📝ArcInfer-Build-Journal.md

Build Journal

A chronological log of what I built, in what order, and what I learned at each step.

Day 1: Research and Architecture

Spent the day reading. My goal was to answer one question: what's the smallest useful thing I can build on Arcium that demonstrates encrypted AI inference?

I started with Arcium's official docs - Arcis DSL reference, MPC protocols (Cerberus, Manticore, XOR), official examples, and the computation lifecycle. Then I researched what kind of ML model fits inside MPC.

Key Decisions

Full transformers are too expensive - DistilBERT has ~67M parameters and requires operations that are brutally expensive in MPC. Small FFN classifiers are a perfect fit - a 3-layer feedforward network with ~4K parameters, using only matrix multiplication and square activation. Total MPC depth: ~10 rounds.

Two-stage approach: Run the heavy embedding model (all-MiniLM-L6-v2, 384-dim output) on the client, send only the embedding to MPC.

Q16.16 Fixed-Point: I chose Q16.16 because neural net weights are typically in [-2, 2] and we don't need more than 4 digits of precision. It maps cleanly to Arcis i32 type.

Square Activations: Read three papers (PolyMPCNet, CrypTen, BOLT) that validated this approach. Square activation is the lowest-cost MPC-compatible activation - one multiplication versus 20-40 rounds for ReLU.

Day 2: Project Setup and Fixed-Point TDD

Started with a cargo workspace. Three crates:

arcinfer-core: Zero-dependency pure Rust
arcinfer-inference: tract-onnx and tokenizers
arcinfer-pipeline: Glues everything together

TDD Results

Cycle 1-4: Fixed-point module - 20 tests passing
Cycle 5-8: Neural network layers - 31 tests passing, 0 failing

The Critical Lesson

During end-to-end testing, I discovered that square activation destroys sign information: (-0.6)² == (0.6)². Both inputs produce the same hidden representation. The classifier literally cannot distinguish them.

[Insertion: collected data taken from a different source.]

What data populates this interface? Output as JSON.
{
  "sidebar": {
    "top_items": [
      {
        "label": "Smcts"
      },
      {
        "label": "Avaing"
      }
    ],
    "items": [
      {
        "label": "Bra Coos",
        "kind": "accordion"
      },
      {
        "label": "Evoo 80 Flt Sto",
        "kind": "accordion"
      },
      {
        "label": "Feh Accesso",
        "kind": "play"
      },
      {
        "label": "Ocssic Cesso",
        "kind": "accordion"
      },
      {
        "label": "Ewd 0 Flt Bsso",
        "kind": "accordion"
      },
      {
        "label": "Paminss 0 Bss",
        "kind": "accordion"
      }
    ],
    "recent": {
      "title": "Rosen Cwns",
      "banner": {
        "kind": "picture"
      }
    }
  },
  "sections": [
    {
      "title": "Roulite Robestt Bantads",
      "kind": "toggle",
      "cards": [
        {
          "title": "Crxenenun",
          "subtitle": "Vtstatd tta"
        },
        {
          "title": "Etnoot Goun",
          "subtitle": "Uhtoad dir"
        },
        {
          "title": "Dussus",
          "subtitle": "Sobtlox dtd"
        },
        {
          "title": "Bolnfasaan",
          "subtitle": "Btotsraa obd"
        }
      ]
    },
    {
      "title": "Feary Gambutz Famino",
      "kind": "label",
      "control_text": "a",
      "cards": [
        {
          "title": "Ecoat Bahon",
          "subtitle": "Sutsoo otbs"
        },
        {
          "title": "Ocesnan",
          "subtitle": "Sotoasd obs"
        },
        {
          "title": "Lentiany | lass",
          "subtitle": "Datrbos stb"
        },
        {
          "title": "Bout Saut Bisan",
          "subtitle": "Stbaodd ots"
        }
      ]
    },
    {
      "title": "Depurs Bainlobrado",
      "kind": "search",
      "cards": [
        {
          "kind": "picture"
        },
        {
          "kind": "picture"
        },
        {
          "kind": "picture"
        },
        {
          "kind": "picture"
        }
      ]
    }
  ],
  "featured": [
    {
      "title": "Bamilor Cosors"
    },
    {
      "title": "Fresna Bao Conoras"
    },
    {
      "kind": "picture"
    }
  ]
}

Fix: Redesign the network architecture - instead of computing differences (which creates opposite signs that square to the same value), route each input dimension to its own neuron. Now magnitude differences are preserved after squaring.

Lesson: This is a real architectural constraint of MPC-friendly networks. You cannot design them the way you'd design ReLU networks. The training process must account for sign-information loss.

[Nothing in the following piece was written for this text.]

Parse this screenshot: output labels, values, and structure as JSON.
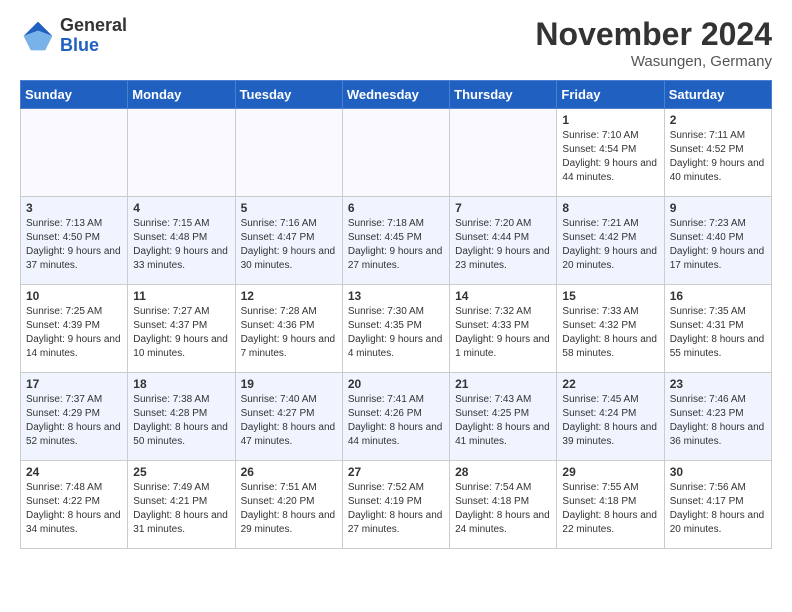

Day 3: Client-Side Inference Pipeline

Dependencies:

tract-onnx 0.22: Pure Rust ONNX inference engine
tokenizers 0.22: HuggingFace's tokenizer library

Key Discoveries

Tokenizer padding: The tokenizer.json ships with padding enabled by default. Had to explicitly disable it.
ONNX model inputs: Documentation said 2 inputs (input_ids, attention_mask), but the actual model requires 3: input_ids, attention_mask, AND token_type_ids.
Mean pooling: The transformer outputs per-token embeddings - need to average the real tokens to get a single sentence embedding.

Result: 80 tests passing across the workspace.

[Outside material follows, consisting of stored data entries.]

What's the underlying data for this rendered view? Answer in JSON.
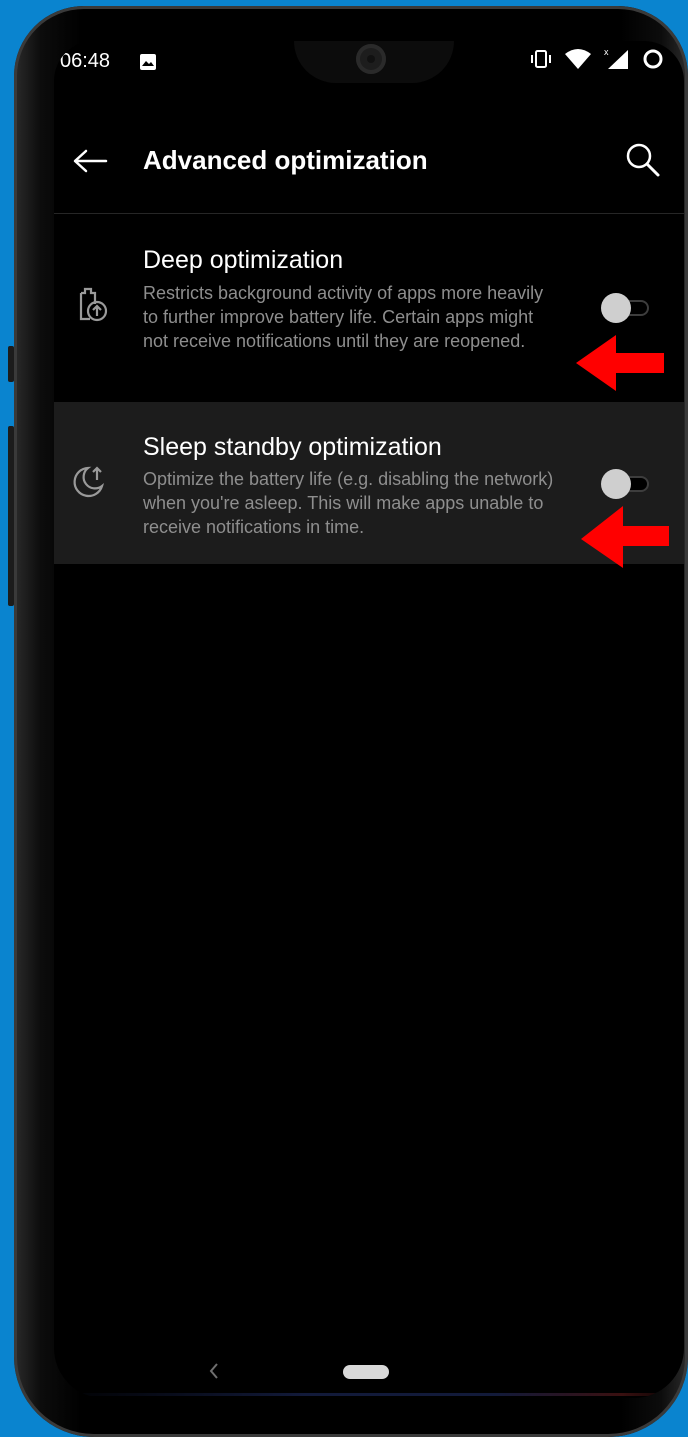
{
  "status_bar": {
    "time": "06:48",
    "left_icons": [
      "image-icon"
    ],
    "right_icons": [
      "vibrate-icon",
      "wifi-icon",
      "signal-icon",
      "battery-saver-ring-icon"
    ]
  },
  "app_bar": {
    "back_icon": "arrow-left-icon",
    "title": "Advanced optimization",
    "search_icon": "search-icon"
  },
  "settings": [
    {
      "icon": "battery-upload-icon",
      "title": "Deep optimization",
      "description": "Restricts background activity of apps more heavily to further improve battery life. Certain apps might not receive notifications until they are reopened.",
      "enabled": false,
      "highlighted": false
    },
    {
      "icon": "moon-up-arrow-icon",
      "title": "Sleep standby optimization",
      "description": "Optimize the battery life (e.g. disabling the network) when you're asleep. This will make apps unable to receive notifications in time.",
      "enabled": false,
      "highlighted": true
    }
  ],
  "annotations": {
    "arrow_color": "#ff0000",
    "count": 2
  },
  "colors": {
    "background": "#000000",
    "row_highlight": "#1c1c1c",
    "frame": "#0a84cf"
  },
  "nav_bar": {
    "back_icon": "chevron-left-icon",
    "home_icon": "home-pill-icon"
  }
}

Day 4: Training Pipeline and Full Integration

Trained a real classifier on SST-2 (Stanford Sentiment Treebank), exported weights as JSON, loaded into Rust pipeline.

Architecture: 64→32→16→2 feedforward network with square activations, trained from scratch on 67,349 SST-2 sentences.

Key Results:

80.2% validation accuracy - solid for square activations
2,642 parameters - all within Q16.16 range
96 tests passing across the workspace

Day 5: Arcium Toolchain and Build Issues

Arcis DSL Constraints

Error 1: use super::*; not supported - the encrypted module is hermetic, can only import from arcis::*.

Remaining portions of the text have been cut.